175 Views Asked by At

I'd like to express the splitting of input vectors and their corresponding labels in set builder notation. My question consists of a few smaller parts.

Consider a set of input vectors $X = \{\hat{x}_n \mid n \in \mathbb{Z}, 0 \leq n \lt C \}$, where $C$ is the total number of available input vectors. It is often the case in AI problems that you wish to split the input set into two uneven parts $X_{\text{train}}$ and $X_{\text{test}}$. Let's assume an $80\%$ train, $20\%$ test scenario. So, my first question is how to best represent this. I have considered binomial coefficient notation followed by set subtraction:

$$ X_\text{test} \in {X \choose {\lfloor \frac{C}{5} \rfloor}} \qquad X_\text{train} = X \setminus X_\text{test} $$

Is the above valid?

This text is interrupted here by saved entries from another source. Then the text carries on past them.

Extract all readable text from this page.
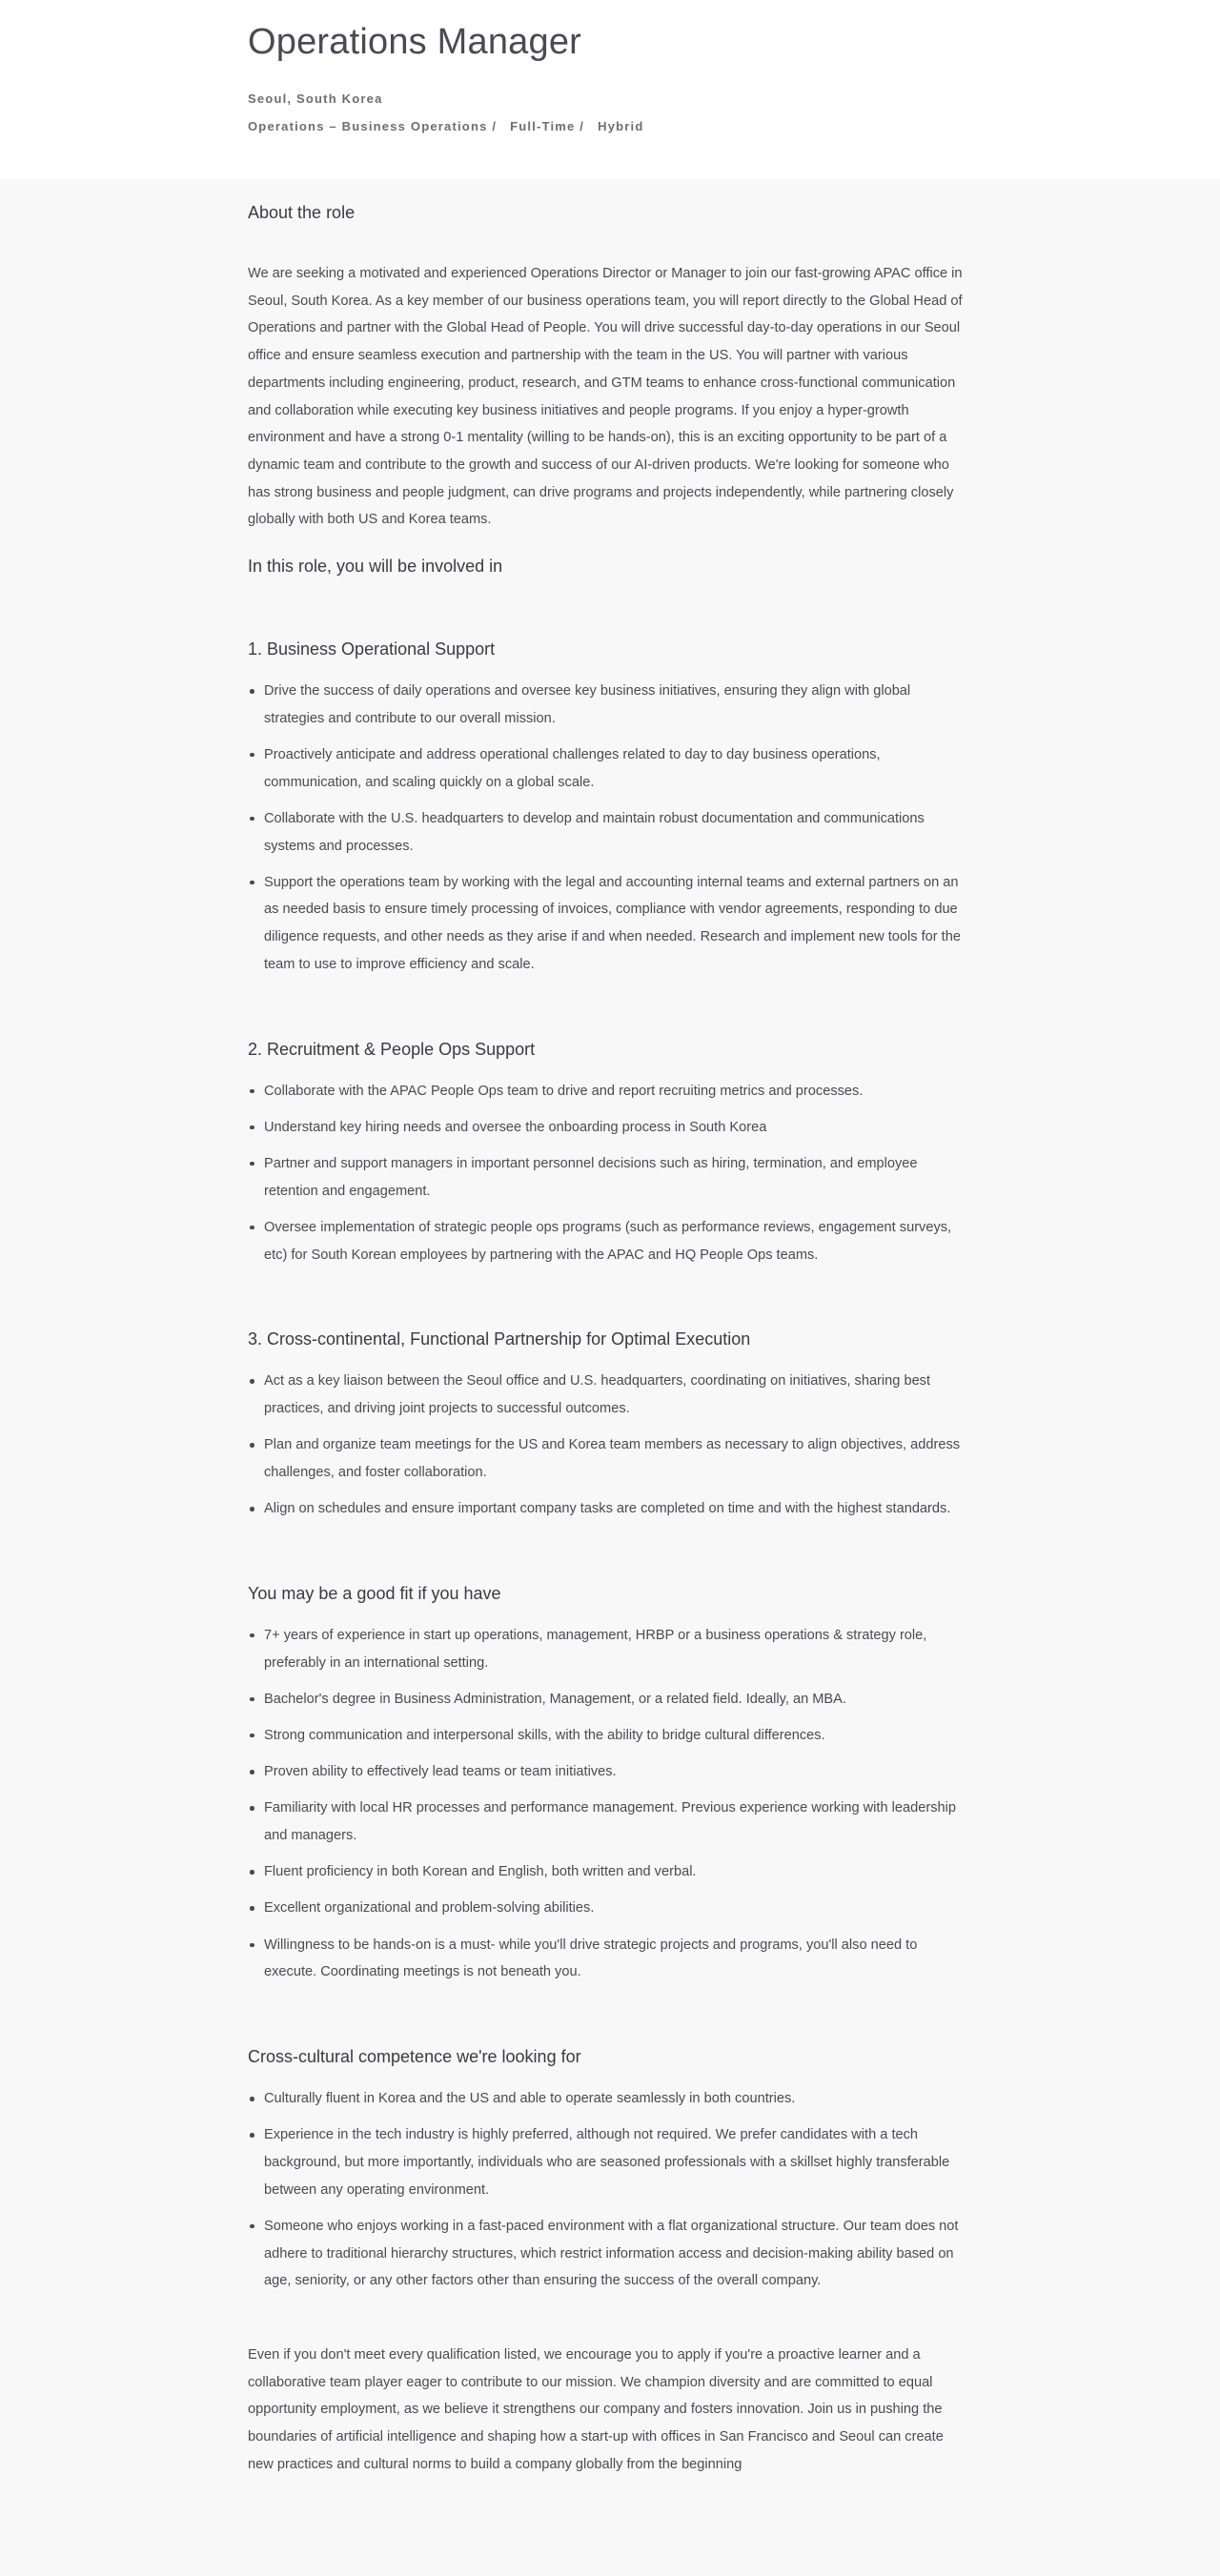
Operations Manager
Seoul, South Korea
Operations – Business Operations / Full-Time / Hybrid
About the role

We are seeking a motivated and experienced Operations Director or Manager to join our fast-growing APAC office in Seoul, South Korea. As a key member of our business operations team, you will report directly to the Global Head of Operations and partner with the Global Head of People. You will drive successful day-to-day operations in our Seoul office and ensure seamless execution and partnership with the team in the US. You will partner with various departments including engineering, product, research, and GTM teams to enhance cross-functional communication and collaboration while executing key business initiatives and people programs. If you enjoy a hyper-growth environment and have a strong 0-1 mentality (willing to be hands-on), this is an exciting opportunity to be part of a dynamic team and contribute to the growth and success of our AI-driven products. We're looking for someone who has strong business and people judgment, can drive programs and projects independently, while partnering closely globally with both US and Korea teams.

In this role, you will be involved in
1. Business Operational Support
Drive the success of daily operations and oversee key business initiatives, ensuring they align with global strategies and contribute to our overall mission.
Proactively anticipate and address operational challenges related to day to day business operations, communication, and scaling quickly on a global scale.
Collaborate with the U.S. headquarters to develop and maintain robust documentation and communications systems and processes.
Support the operations team by working with the legal and accounting internal teams and external partners on an as needed basis to ensure timely processing of invoices, compliance with vendor agreements, responding to due diligence requests, and other needs as they arise if and when needed. Research and implement new tools for the team to use to improve efficiency and scale.
2. Recruitment & People Ops Support
Collaborate with the APAC People Ops team to drive and report recruiting metrics and processes.
Understand key hiring needs and oversee the onboarding process in South Korea
Partner and support managers in important personnel decisions such as hiring, termination, and employee retention and engagement.
Oversee implementation of strategic people ops programs (such as performance reviews, engagement surveys, etc) for South Korean employees by partnering with the APAC and HQ People Ops teams.
3. Cross-continental, Functional Partnership for Optimal Execution
Act as a key liaison between the Seoul office and U.S. headquarters, coordinating on initiatives, sharing best practices, and driving joint projects to successful outcomes.
Plan and organize team meetings for the US and Korea team members as necessary to align objectives, address challenges, and foster collaboration.
Align on schedules and ensure important company tasks are completed on time and with the highest standards.
You may be a good fit if you have
7+ years of experience in start up operations, management, HRBP or a business operations & strategy role, preferably in an international setting.
Bachelor's degree in Business Administration, Management, or a related field. Ideally, an MBA.
Strong communication and interpersonal skills, with the ability to bridge cultural differences.
Proven ability to effectively lead teams or team initiatives.
Familiarity with local HR processes and performance management. Previous experience working with leadership and managers.
Fluent proficiency in both Korean and English, both written and verbal.
Excellent organizational and problem-solving abilities.
Willingness to be hands-on is a must- while you'll drive strategic projects and programs, you'll also need to execute. Coordinating meetings is not beneath you.
Cross-cultural competence we're looking for
Culturally fluent in Korea and the US and able to operate seamlessly in both countries.
Experience in the tech industry is highly preferred, although not required. We prefer candidates with a tech background, but more importantly, individuals who are seasoned professionals with a skillset highly transferable between any operating environment.
Someone who enjoys working in a fast-paced environment with a flat organizational structure. Our team does not adhere to traditional hierarchy structures, which restrict information access and decision-making ability based on age, seniority, or any other factors other than ensuring the success of the overall company.

Even if you don't meet every qualification listed, we encourage you to apply if you're a proactive learner and a collaborative team player eager to contribute to our mission. We champion diversity and are committed to equal opportunity employment, as we believe it strengthens our company and fosters innovation. Join us in pushing the boundaries of artificial intelligence and shaping how a start-up with offices in San Francisco and Seoul can create new practices and cultural norms to build a company globally from the beginning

This leads to the next question: for labels, lets say we have $y = \{\lambda_n \in \{0, 1\} \mid n \in \mathbb{Z}, 0 \leq n \lt C \}$. Is it enough to say:

$$ y_\text{test} = \{\lambda_n \mid \hat{x}_n \in X_\text{test}\} \qquad y_\text{train} = \{\lambda_n \mid \hat{x}_n \in X_\text{train}\} $$

or do I need to qualify the possible values of $n$ again, or include a $\forall$ somewhere, or am I just generally way off in notation? If I am, would something like the union of sets notation work?

$$ y_\text{test} = \bigcup_{x_n \in X_{\text{test}}} \{\lambda_n\} \qquad y_\text{train} = \bigcup_{x_n \in X_{\text{train}}} \{\lambda_n\} $$

Or does this just present the same issues as above?